Il Primo ministro Valls: "Massima allerta su tutto il territorio" - E' l'ora degli interrogativi, delle polemiche, delle prese di distanza e del lancio di nuove strategie di sicurezza. Ma è ancora tempo di proteggersi nella Francia colpita al cuore, come il primo ministro Manuel Valls ha spiegato: "Il piano Vigipirate resterà in vigore al suo livello più alto", ha detto infatti riferendosi al dispositivo normativo che innalza la protezione del territorio e dei cittadini in caso di rischio. 

Edifici pubblici, scuole e giornali "pattugliati" - Restano le pattuglie davanti agli edifici pubblici, alle scuole e soprattutto ai giornali, che si continuano a considerare nel mirino del terrore. Il governo, lungi dallo smobilitare, schiererà diecimila militari in più per proteggere "tutte le istituzioni che possono essere obiettivo di attacchi, in particolare le sinagoghe, le scuole confessionali ebraiche ma anche le moschee", dove sono saliti a cinquanta gli atti anti-islamici dopo l'attacco a Charlie Hebdo.

Paura soprattutto nelle scuole ebraiche - Un capitolo a parte per le scuole ebraiche. Dopo il terrore, molti genitori hanno esitato a riportare i figli questa mattina a scuola.
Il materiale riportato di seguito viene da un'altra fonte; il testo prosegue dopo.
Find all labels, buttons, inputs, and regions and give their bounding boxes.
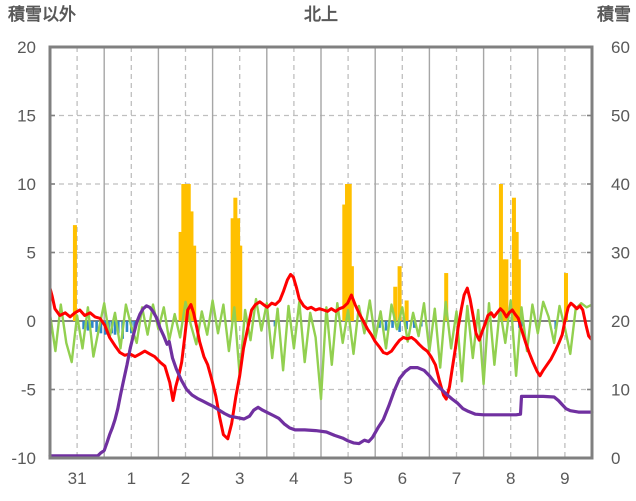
orange-snowfall-bars-bar (345, 184, 350, 321)
orange-snowfall-bars-bar (230, 218, 235, 321)
left-axis-title: 積雪以外 (8, 5, 76, 24)
blue-bars-bar (412, 321, 416, 328)
chart-title: 北上 (304, 5, 338, 24)
orange-snowfall-bars-bar (444, 273, 449, 321)
orange-snowfall-bars-bar (404, 300, 409, 321)
orange-snowfall-bars-bar (514, 231, 519, 321)
blue-bars-bar (391, 321, 394, 328)
green-line (48, 297, 594, 401)
orange-snowfall-bars-bar (178, 231, 183, 321)
blue-bars-bar (405, 321, 408, 330)
right-axis-tick-label: 60 (611, 38, 630, 57)
blue-bars-bar (82, 321, 85, 330)
orange-snowfall-bars-bar (233, 197, 238, 321)
orange-snowfall-bars-bar (181, 184, 186, 321)
left-axis-tick-label: 5 (27, 244, 36, 263)
right-axis-tick-label: 50 (611, 107, 630, 126)
right-axis-title: 積雪 (597, 5, 631, 24)
orange-snowfall-bars-bar (192, 245, 197, 321)
left-axis-tick-label: 20 (17, 38, 36, 57)
orange-snowfall-bars-bar (516, 259, 521, 321)
right-axis-tick-label: 0 (611, 449, 620, 468)
orange-snowfall-bars-bar (189, 211, 194, 321)
right-axis-tick-label: 40 (611, 175, 630, 194)
right-axis-tick-label: 30 (611, 244, 630, 263)
x-axis-day-label: 6 (398, 469, 407, 488)
left-axis-tick-label: -5 (21, 381, 36, 400)
orange-snowfall-bars-bar (511, 197, 516, 321)
orange-snowfall-bars-bar (397, 266, 402, 321)
orange-snowfall-bars-bar (501, 259, 506, 321)
left-axis-tick-label: 0 (27, 312, 36, 331)
x-axis-day-label: 1 (127, 469, 136, 488)
orange-snowfall-bars-bar (186, 184, 191, 321)
blue-bars-bar (384, 321, 388, 331)
blue-bars-bar (86, 321, 90, 331)
x-axis-day-label: 9 (560, 469, 569, 488)
orange-snowfall-bars-bar (504, 259, 509, 321)
right-axis-tick-label: 10 (611, 381, 630, 400)
orange-snowfall-bars-bar (236, 218, 241, 321)
orange-snowfall-bars-bar (498, 184, 503, 321)
x-axis-day-label: 4 (289, 469, 298, 488)
orange-snowfall-bars-bar (342, 204, 347, 321)
x-axis-day-label: 8 (506, 469, 515, 488)
orange-snowfall-bars-bar (563, 273, 568, 321)
blue-bars-bar (125, 321, 129, 332)
x-axis-day-label: 5 (343, 469, 352, 488)
orange-snowfall-bars-bar (72, 225, 77, 321)
orange-snowfall-bars-bar (347, 184, 352, 321)
right-axis-tick-label: 20 (611, 312, 630, 331)
x-axis-day-label: 31 (68, 469, 87, 488)
x-axis-day-label: 2 (181, 469, 190, 488)
orange-snowfall-bars-bar (184, 184, 189, 321)
red-line (48, 272, 593, 441)
orange-snowfall-bars-bar (393, 286, 398, 321)
blue-bars-bar (113, 321, 117, 335)
x-axis-day-label: 3 (235, 469, 244, 488)
left-axis-tick-label: 15 (17, 107, 36, 126)
blue-bars-bar (378, 321, 381, 328)
blue-bars-bar (398, 321, 401, 332)
blue-bars-bar (99, 321, 103, 334)
x-axis-day-label: 7 (452, 469, 461, 488)
orange-snowfall-bars-bar (238, 245, 243, 321)
left-axis-tick-label: 10 (17, 175, 36, 194)
blue-bars-bar (95, 321, 98, 332)
purple-snow-depth-line (48, 304, 594, 458)
blue-bars-bar (90, 321, 94, 328)
left-axis-tick-label: -10 (11, 449, 36, 468)
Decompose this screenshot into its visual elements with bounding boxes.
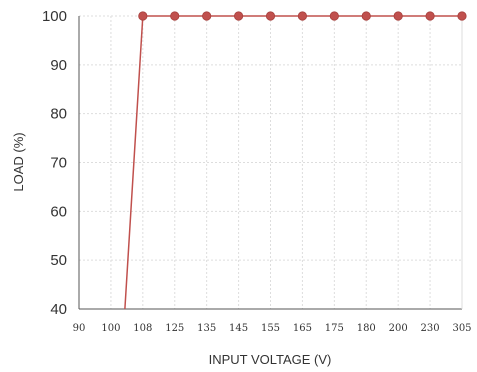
x-tick-label: 125 — [165, 323, 184, 334]
x-tick-label: 200 — [389, 323, 408, 334]
x-tick-label: 175 — [325, 323, 344, 334]
data-point — [233, 11, 244, 21]
y-tick-labels: 40 50 60 70 80 90 100 — [42, 8, 67, 318]
grid — [79, 15, 463, 309]
axes — [78, 16, 463, 310]
data-point — [457, 11, 467, 21]
data-point — [425, 11, 435, 21]
x-tick-label: 305 — [452, 323, 471, 334]
data-point — [202, 11, 212, 21]
x-tick-label: 180 — [357, 323, 376, 334]
y-tick-label: 70 — [50, 155, 67, 172]
x-tick-label: 108 — [133, 323, 152, 334]
x-tick-label: 135 — [197, 323, 216, 334]
x-tick-label: 230 — [421, 323, 440, 334]
data-point — [329, 11, 339, 21]
x-tick-label: 165 — [293, 323, 312, 334]
data-point — [393, 11, 403, 21]
y-tick-label: 50 — [50, 252, 67, 269]
x-tick-label: 155 — [261, 323, 280, 334]
x-tick-label: 145 — [229, 323, 248, 334]
y-tick-label: 100 — [42, 8, 67, 25]
series-load — [124, 11, 467, 310]
data-point — [297, 11, 308, 21]
y-tick-label: 40 — [50, 301, 67, 318]
series-line — [124, 15, 462, 310]
x-tick-label: 90 — [73, 323, 86, 334]
y-tick-label: 80 — [50, 106, 67, 123]
x-axis-label: INPUT VOLTAGE (V) — [209, 352, 332, 367]
x-tick-label: 100 — [101, 323, 120, 334]
y-tick-label: 90 — [50, 57, 67, 74]
x-tick-labels: 90 100 108 125 135 145 155 165 175 180 200 230 305 — [73, 323, 472, 334]
data-point — [265, 11, 276, 21]
y-tick-label: 60 — [50, 203, 67, 220]
data-point — [138, 11, 148, 21]
data-point — [170, 11, 180, 21]
y-axis-label: LOAD (%) — [11, 132, 26, 191]
data-point — [361, 11, 371, 21]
La Federazione delle scuole ebraiche di Parigi ha spiegato che "la maggior parte degli istituti sono aperti, ma alcuni direttori hanno deciso di restare chiusi fin quando non avranno una protezione adeguata davanti al portone". 

A questo ha già pensato Bernard Cazeneuve, ministro dell'Interno, che ha annunciato proprio davanti ai genitori di una di queste scuole che tutti i 717 istituti ebraici del Paese saranno protetti da poliziotti e gendarmi adibiti a questa specifica missione.